Use conditional formatting to highlight cells with missing values
In the case where you simply want to highlight the cells with missing values, conditional formatting can be used. For this example, we will highlight the missing values in the Skin_Fold
variable. Follow these steps:
- Select the column on which you want to apply the conditional formatting. Navigate to the Home tab, click on Conditional Formatting and choose New Rule.
- In the New Formatting Rule dialog box, select Format only cells that contain. Then at the dropdown menu under Format only cells with:, select “Blanks”. By clicking on the Format button, you can specify the formatting style for the highlighted cells.
- As a result, all the cells with missing values will be highlighted.
Find and replace missing values
When you want to replace all the missing values of a certain variable with the same value, Find & Replace can be used. In this example, replace all the missing values from the Serum_Insulin
variable with the word “Missing”. Follow the following steps:
- Select the desired column. Navigate to the Home tab, click on Find & Select and choose Replace.
- In the Find & Replace dialog box, leave the Find what field blank to target all blank cells. Enter the word “Missing” in the Replace with field. Click on Replace All to apply this change to the entire column.
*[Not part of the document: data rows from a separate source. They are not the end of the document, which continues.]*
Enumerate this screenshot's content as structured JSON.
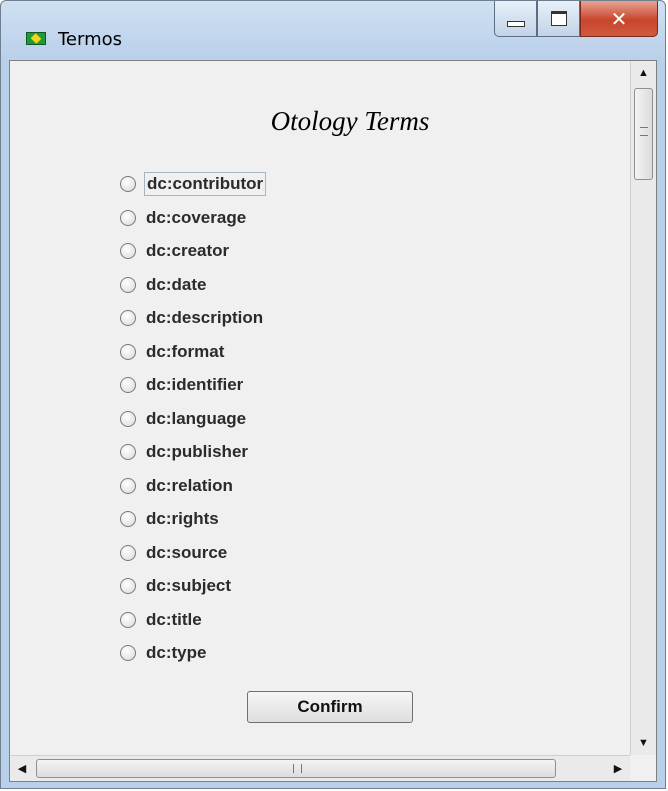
{
  "window": {
    "title": "Termos",
    "icon": "brazil-flag-icon",
    "controls": {
      "minimize": "minimize-icon",
      "maximize": "maximize-icon",
      "close": "✕"
    }
  },
  "heading": "Otology Terms",
  "options": [
    {
      "label": "dc:contributor",
      "focused": true
    },
    {
      "label": "dc:coverage"
    },
    {
      "label": "dc:creator"
    },
    {
      "label": "dc:date"
    },
    {
      "label": "dc:description"
    },
    {
      "label": "dc:format"
    },
    {
      "label": "dc:identifier"
    },
    {
      "label": "dc:language"
    },
    {
      "label": "dc:publisher"
    },
    {
      "label": "dc:relation"
    },
    {
      "label": "dc:rights"
    },
    {
      "label": "dc:source"
    },
    {
      "label": "dc:subject"
    },
    {
      "label": "dc:title"
    },
    {
      "label": "dc:type"
    }
  ],
  "confirm_label": "Confirm",
  "scrollbars": {
    "vertical": {
      "up": "▲",
      "down": "▼"
    },
    "horizontal": {
      "left": "◀",
      "right": "▶"
    }
  },
  "colors": {
    "close_button": "#c7452b",
    "client_bg": "#f0f0f0",
    "title_bar": "#cfe0f2"
  }
}
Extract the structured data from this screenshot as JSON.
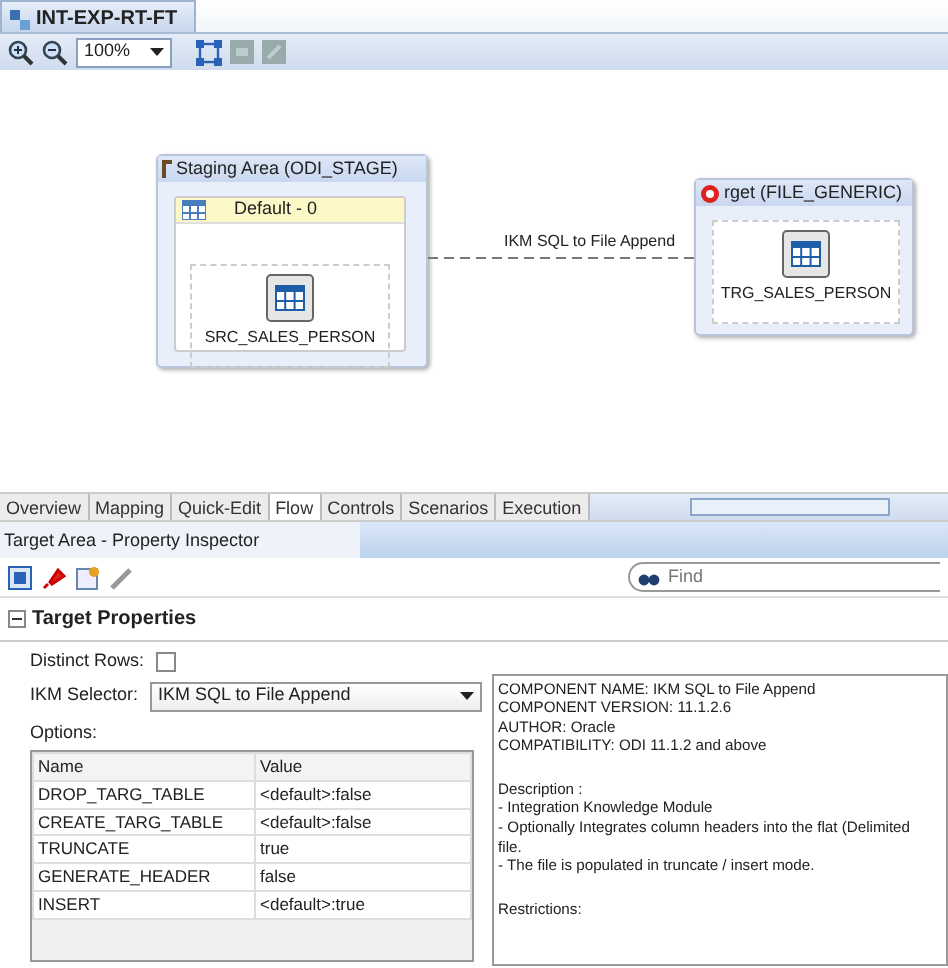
{
  "editor_tab": {
    "label": "INT-EXP-RT-FT",
    "selected": true
  },
  "zoom": {
    "value": "100%"
  },
  "diagram": {
    "staging": {
      "title": "Staging Area (ODI_STAGE)",
      "group": "Default - 0",
      "node": "SRC_SALES_PERSON"
    },
    "target": {
      "title": "rget (FILE_GENERIC)",
      "node": "TRG_SALES_PERSON"
    },
    "connector_label": "IKM SQL to File Append"
  },
  "tabs": [
    {
      "label": "Overview",
      "selected": false
    },
    {
      "label": "Mapping",
      "selected": false
    },
    {
      "label": "Quick-Edit",
      "selected": false
    },
    {
      "label": "Flow",
      "selected": true
    },
    {
      "label": "Controls",
      "selected": false
    },
    {
      "label": "Scenarios",
      "selected": false
    },
    {
      "label": "Execution",
      "selected": false
    }
  ],
  "inspector": {
    "title": "Target Area - Property Inspector",
    "find_placeholder": "Find",
    "section": "Target Properties",
    "expanded": true,
    "distinct_rows": {
      "label": "Distinct Rows:",
      "checked": false
    },
    "ikm": {
      "label": "IKM Selector:",
      "value": "IKM SQL to File Append"
    },
    "options_label": "Options:",
    "columns": [
      "Name",
      "Value"
    ],
    "rows": [
      [
        "DROP_TARG_TABLE",
        "<default>:false"
      ],
      [
        "CREATE_TARG_TABLE",
        "<default>:false"
      ],
      [
        "TRUNCATE",
        "true"
      ],
      [
        "GENERATE_HEADER",
        "false"
      ],
      [
        "INSERT",
        "<default>:true"
      ]
    ],
    "description": [
      [
        "COMPONENT NAME: IKM SQL to File Append",
        "COMPONENT VERSION: 11.1.2.6",
        "AUTHOR: Oracle",
        "COMPATIBILITY: ODI 11.1.2 and above"
      ],
      [
        "Description :",
        "- Integration Knowledge Module",
        "- Optionally Integrates column headers into the flat (Delimited",
        "file.",
        "- The file is populated in truncate / insert mode."
      ],
      [
        "Restrictions:"
      ]
    ]
  }
}
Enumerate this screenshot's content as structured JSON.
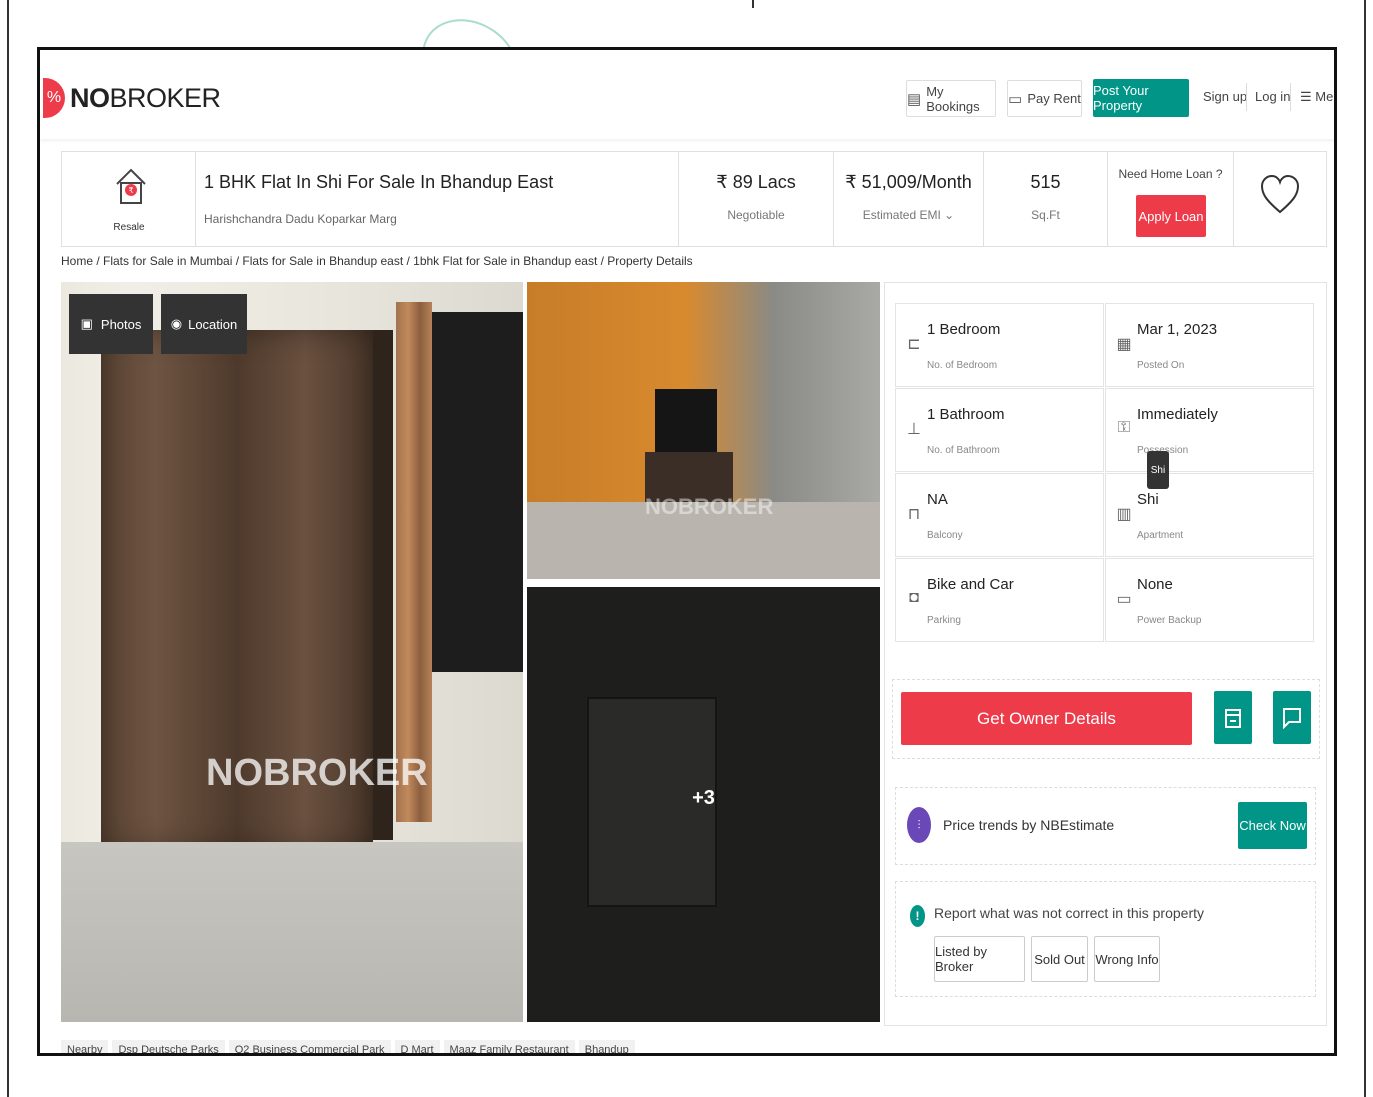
{
  "header": {
    "logo_bold": "NO",
    "logo_rest": "BROKER",
    "my_bookings": "My Bookings",
    "pay_rent": "Pay Rent",
    "post_property": "Post Your Property",
    "sign_up": "Sign up",
    "log_in": "Log in",
    "menu": "Men"
  },
  "summary": {
    "resale_label": "Resale",
    "title": "1 BHK Flat In Shi For Sale In Bhandup East",
    "address": "Harishchandra Dadu Koparkar Marg",
    "price": "₹ 89 Lacs",
    "price_sub": "Negotiable",
    "emi": "₹ 51,009/Month",
    "emi_sub": "Estimated EMI ⌄",
    "area": "515",
    "area_sub": "Sq.Ft",
    "loan_question": "Need Home Loan ?",
    "apply_loan": "Apply Loan"
  },
  "breadcrumb": "Home / Flats for Sale in Mumbai / Flats for Sale in Bhandup east / 1bhk Flat for Sale in Bhandup east / Property Details",
  "gallery": {
    "photos_btn": "Photos",
    "location_btn": "Location",
    "watermark": "NOBROKER",
    "more_count": "+3"
  },
  "details": [
    {
      "value": "1 Bedroom",
      "label": "No. of Bedroom",
      "icon": "bed-icon"
    },
    {
      "value": "Mar 1, 2023",
      "label": "Posted On",
      "icon": "calendar-icon"
    },
    {
      "value": "1 Bathroom",
      "label": "No. of Bathroom",
      "icon": "bathroom-icon"
    },
    {
      "value": "Immediately",
      "label": "Possession",
      "icon": "key-icon"
    },
    {
      "value": "NA",
      "label": "Balcony",
      "icon": "balcony-icon"
    },
    {
      "value": "Shi",
      "label": "Apartment",
      "icon": "building-icon"
    },
    {
      "value": "Bike and Car",
      "label": "Parking",
      "icon": "car-icon"
    },
    {
      "value": "None",
      "label": "Power Backup",
      "icon": "battery-icon"
    }
  ],
  "tooltip": "Shi",
  "actions": {
    "owner_details": "Get Owner Details",
    "nb_text": "Price trends by NBEstimate",
    "check_now": "Check Now",
    "report_text": "Report what was not correct in this property",
    "chip_broker": "Listed by Broker",
    "chip_sold": "Sold Out",
    "chip_wrong": "Wrong Info"
  },
  "nearby": [
    "Nearby",
    "Dsp Deutsche Parks",
    "O2 Business Commercial Park",
    "D Mart",
    "Maaz Family Restaurant",
    "Bhandup"
  ],
  "colors": {
    "brand_red": "#ed3b4a",
    "brand_teal": "#009587"
  }
}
- As a result, all the cells that were empty previously will now contain the word “Missing”.
3.2.3 Duplicate values
When working with a real-world data set, you may encounter duplicated records. Such records do not provide additional information and can slow down the analysis process or lead to inaccuracies. Therefore, it is best to remove such observations.
To remove duplicated rows in Excel, the following steps can be followed:
- Select the entire data set in Excel. Navigate to the Data tab and in the Data Tools group, click on the Remove Duplicates icon.
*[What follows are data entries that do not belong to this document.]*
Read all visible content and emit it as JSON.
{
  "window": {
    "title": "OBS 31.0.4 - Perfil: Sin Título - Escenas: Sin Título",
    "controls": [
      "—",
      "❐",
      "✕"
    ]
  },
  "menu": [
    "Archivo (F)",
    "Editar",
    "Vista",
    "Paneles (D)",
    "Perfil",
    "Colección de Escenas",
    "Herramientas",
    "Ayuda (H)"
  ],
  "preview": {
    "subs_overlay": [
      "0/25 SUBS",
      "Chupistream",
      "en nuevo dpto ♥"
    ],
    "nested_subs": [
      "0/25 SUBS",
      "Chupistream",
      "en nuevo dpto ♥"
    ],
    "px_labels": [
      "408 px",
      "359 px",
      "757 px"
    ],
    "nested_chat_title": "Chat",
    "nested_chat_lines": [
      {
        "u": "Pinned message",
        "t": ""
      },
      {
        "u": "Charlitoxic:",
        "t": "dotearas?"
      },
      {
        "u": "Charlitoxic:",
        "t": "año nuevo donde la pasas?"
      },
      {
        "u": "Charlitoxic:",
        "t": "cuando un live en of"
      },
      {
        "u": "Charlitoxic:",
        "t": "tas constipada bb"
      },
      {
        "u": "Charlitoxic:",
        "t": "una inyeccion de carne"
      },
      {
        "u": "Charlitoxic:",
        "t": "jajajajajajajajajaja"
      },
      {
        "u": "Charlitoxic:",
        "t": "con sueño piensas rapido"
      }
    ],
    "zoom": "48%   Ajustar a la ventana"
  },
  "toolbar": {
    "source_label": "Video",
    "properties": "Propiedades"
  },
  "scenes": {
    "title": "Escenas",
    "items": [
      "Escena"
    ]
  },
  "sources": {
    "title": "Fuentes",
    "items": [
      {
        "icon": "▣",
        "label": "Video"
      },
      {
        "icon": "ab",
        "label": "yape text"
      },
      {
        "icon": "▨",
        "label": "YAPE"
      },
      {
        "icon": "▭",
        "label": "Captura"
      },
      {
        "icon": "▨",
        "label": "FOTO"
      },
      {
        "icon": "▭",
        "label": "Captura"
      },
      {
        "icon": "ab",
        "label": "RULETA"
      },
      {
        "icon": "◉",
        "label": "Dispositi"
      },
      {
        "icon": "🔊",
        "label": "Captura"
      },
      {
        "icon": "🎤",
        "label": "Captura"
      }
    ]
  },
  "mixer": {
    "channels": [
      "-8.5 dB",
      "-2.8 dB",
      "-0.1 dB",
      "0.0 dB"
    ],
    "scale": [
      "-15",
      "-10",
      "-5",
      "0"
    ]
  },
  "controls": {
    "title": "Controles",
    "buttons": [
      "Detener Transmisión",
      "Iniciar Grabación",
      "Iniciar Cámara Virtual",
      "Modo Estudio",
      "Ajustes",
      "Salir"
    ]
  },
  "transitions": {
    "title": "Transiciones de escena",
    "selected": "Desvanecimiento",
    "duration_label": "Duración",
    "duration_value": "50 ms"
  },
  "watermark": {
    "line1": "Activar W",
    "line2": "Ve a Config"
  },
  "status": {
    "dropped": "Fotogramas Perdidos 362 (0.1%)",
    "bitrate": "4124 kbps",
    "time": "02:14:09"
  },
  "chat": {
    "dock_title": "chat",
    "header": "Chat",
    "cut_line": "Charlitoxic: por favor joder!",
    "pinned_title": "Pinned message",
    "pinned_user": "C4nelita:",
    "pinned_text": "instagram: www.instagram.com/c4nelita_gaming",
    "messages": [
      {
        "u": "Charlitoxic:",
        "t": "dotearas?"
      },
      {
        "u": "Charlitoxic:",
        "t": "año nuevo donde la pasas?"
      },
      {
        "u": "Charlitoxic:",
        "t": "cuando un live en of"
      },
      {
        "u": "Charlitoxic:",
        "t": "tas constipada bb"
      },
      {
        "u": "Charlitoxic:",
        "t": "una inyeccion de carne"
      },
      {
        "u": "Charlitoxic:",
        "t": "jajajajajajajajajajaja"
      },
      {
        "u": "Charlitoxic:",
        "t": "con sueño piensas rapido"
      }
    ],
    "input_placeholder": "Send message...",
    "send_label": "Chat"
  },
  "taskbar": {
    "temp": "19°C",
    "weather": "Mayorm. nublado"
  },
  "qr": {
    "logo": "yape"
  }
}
- In the Remove duplicates dialog box, you can select the columns where duplicates should be identified. In most cases, it will be appropriate to select all the columns to ensure rows are entirely unique. Click OK to remove all the duplicates.
3.2.4 Exercises
Explain why data cleaning is an essential step for the analysis.
What are the common types of issues that you can encounter in a real-word data set?
Why is it necessary to remove duplicate records?
List some data cleaning techniques and provide an example of where such technique might be necessary.
Name the functions in Excel that can be used to change the capitilisation of words in Excel.
Why is it important to standarise text entries (for example, converting “Yes” and “yes” to the same format) in a data set? Can you think of an example where inconsistencies in text entries can affect analysis?
What are some common reasons for missing data in a data set? Provide some examples of where missing data occurs.